The Daily Telegraph

Pacific island home of US military bases in Pyongyang’s cross-hairs

- By Nicola Smith

WITH its white beaches and crystal blue waters, the Pacific island of Guam is not only a holidaymak­er’s paradise; it has become known as the “tip of the spear” of US defence.

The remote 210-square mile US territory, about 4,000 miles west of Hawaii in the western Pacific Ocean, is a vital US military outpost and host to strategic bombers and at least 6,000 US service members.

Its combined navy and air force installati­on, Joint Region Marianas, is the home port for nuclear submarines, Special Operations Forces, and the launching point for bombers on training exercises over Japanese airspace and the Korean Peninsula.

American military bases, including the sprawling Andersen Air Force Base and the Naval Base Guam, occupy nearly 30 per cent of the island.

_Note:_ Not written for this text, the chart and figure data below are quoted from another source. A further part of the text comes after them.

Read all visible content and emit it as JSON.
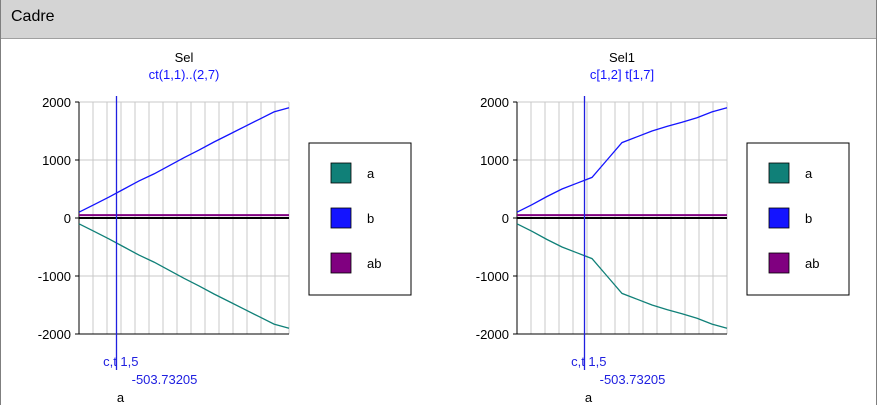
{
  "window": {
    "title": "Cadre"
  },
  "colors": {
    "a": "#108078",
    "b": "#1414ff",
    "ab": "#800080",
    "cursor": "#2020e0",
    "grid": "#c8c8c8",
    "subtitle": "#1414ff"
  },
  "chart_data": [
    {
      "type": "line",
      "title": "Sel",
      "subtitle": "ct(1,1)..(2,7)",
      "xlabel": "a",
      "ylim": [
        -2000,
        2000
      ],
      "yticks": [
        "2000",
        "1000",
        "0",
        "-1000",
        "-2000"
      ],
      "grid": true,
      "legend_position": "right",
      "x": [
        0,
        1,
        2,
        3,
        4,
        5,
        6,
        7,
        8,
        9,
        10,
        11,
        12,
        13,
        14
      ],
      "series": [
        {
          "name": "a",
          "color": "#108078",
          "values": [
            -100,
            -230,
            -360,
            -500,
            -640,
            -760,
            -900,
            -1040,
            -1170,
            -1310,
            -1440,
            -1570,
            -1700,
            -1830,
            -1900
          ]
        },
        {
          "name": "b",
          "color": "#1414ff",
          "values": [
            100,
            230,
            360,
            500,
            640,
            760,
            900,
            1040,
            1170,
            1310,
            1440,
            1570,
            1700,
            1830,
            1900
          ]
        },
        {
          "name": "ab",
          "color": "#800080",
          "values": [
            50,
            50,
            50,
            50,
            50,
            50,
            50,
            50,
            50,
            50,
            50,
            50,
            50,
            50,
            50
          ]
        }
      ],
      "cursor": {
        "x": 2.5,
        "label": "c,t 1,5",
        "value": "-503.73205"
      }
    },
    {
      "type": "line",
      "title": "Sel1",
      "subtitle": "c[1,2] t[1,7]",
      "xlabel": "a",
      "ylim": [
        -2000,
        2000
      ],
      "yticks": [
        "2000",
        "1000",
        "0",
        "-1000",
        "-2000"
      ],
      "grid": true,
      "legend_position": "right",
      "x": [
        0,
        1,
        2,
        3,
        4,
        5,
        6,
        7,
        8,
        9,
        10,
        11,
        12,
        13,
        14
      ],
      "series": [
        {
          "name": "a",
          "color": "#108078",
          "values": [
            -100,
            -230,
            -370,
            -500,
            -600,
            -700,
            -1000,
            -1300,
            -1400,
            -1500,
            -1580,
            -1650,
            -1730,
            -1830,
            -1900
          ]
        },
        {
          "name": "b",
          "color": "#1414ff",
          "values": [
            100,
            230,
            370,
            500,
            600,
            700,
            1000,
            1300,
            1400,
            1500,
            1580,
            1650,
            1730,
            1830,
            1900
          ]
        },
        {
          "name": "ab",
          "color": "#800080",
          "values": [
            50,
            50,
            50,
            50,
            50,
            50,
            50,
            50,
            50,
            50,
            50,
            50,
            50,
            50,
            50
          ]
        }
      ],
      "cursor": {
        "x": 4.5,
        "label": "c,t 1,5",
        "value": "-503.73205"
      }
    }
  ]
}
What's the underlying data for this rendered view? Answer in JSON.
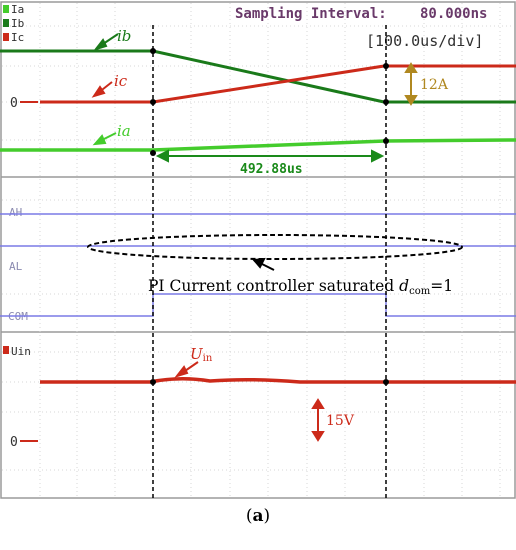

Guam’s importance to the US’S Pacific defence capabiliti­es, and its location as the closest point of American soil to North Korea, just 2,200 miles southeast, have left it vulnerable to being caught in the crossfire of dictator Kim Jong-un’s bellicose missile threats.

The island has long been at the forefront of what Kim Jong-un views as American provocatio­n. The US has often dispatched B-1B and other strategic bombers from Guam to South Korea in a show of force after Pyongyang conducts ballistic missile or nuclear tests.

A 10 hour sortie on Monday, where two US B-1 bombers flew from Guam over the Korean peninsula, joining the South Korean and Japanese air forces for joint exercises is likely to have riled the North Korean leader.

The training operation may be one reason why North Korea specifical­ly threatened the island with “enveloping fire” shortly after President Donald Trump vowed his own “fire and fury like the world has never seen” in response to Pyongyang’s nuclear weapons programme.